[Crédit impôt recherche] Jurisprudence : sociétés agréées et abus de droit

L’affaire qui suit a servi de base à la loi de finances 2020 en ce qui touche à la sous-traitance en cascade dans le cadre du CIR. L’arrêt de la cour administrative d’appel de Paris (18PA00276 du 29/11/2018) avait en effet été cité lors du projet de loi de finances comme montage abusif, alors que ce même arrêt avait été plus tard cassé par le Conseil d’Etat.

L’affaire est ici rejugée par la CAA de Paris.
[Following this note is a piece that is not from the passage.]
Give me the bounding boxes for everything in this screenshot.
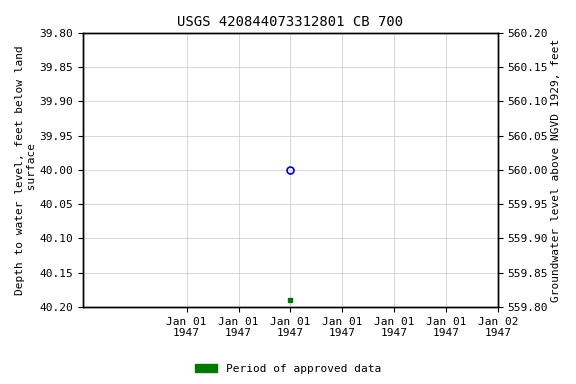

Pour rappel, des clients ont missionné la société HP, agréée CIR, pour des travaux R&D. HP a demandé à ses sociétés sœurs HPC et HPS (dépendant d’une même société mère), non agréées de réaliser les activités. Ce qui a conduit les clients à pouvoir bénéficier du CIR, et les sociétés HPC et HPS également pour les mêmes travaux, car n’étant pas agréées.

La cour avait jugé initialement que les sociétés sœurs ne pouvaient pas déclarer de CIR, mais le Conseil d’Etat avait renvoyé l’affaire devant la CAA, déclarant que seul un montage constitutif d’une fraude à la loi pouvait rendre inéligible le CIR pour les sociétés sœurs.

Le ministre des finances a donc substitué son argumentaire initial à la recherche d’un abus de droit (actes qui, en recherchant le bénéfice d’une application littérale des textes, n’ont été inspiré que pour éluder ou atténuer la charge fiscale).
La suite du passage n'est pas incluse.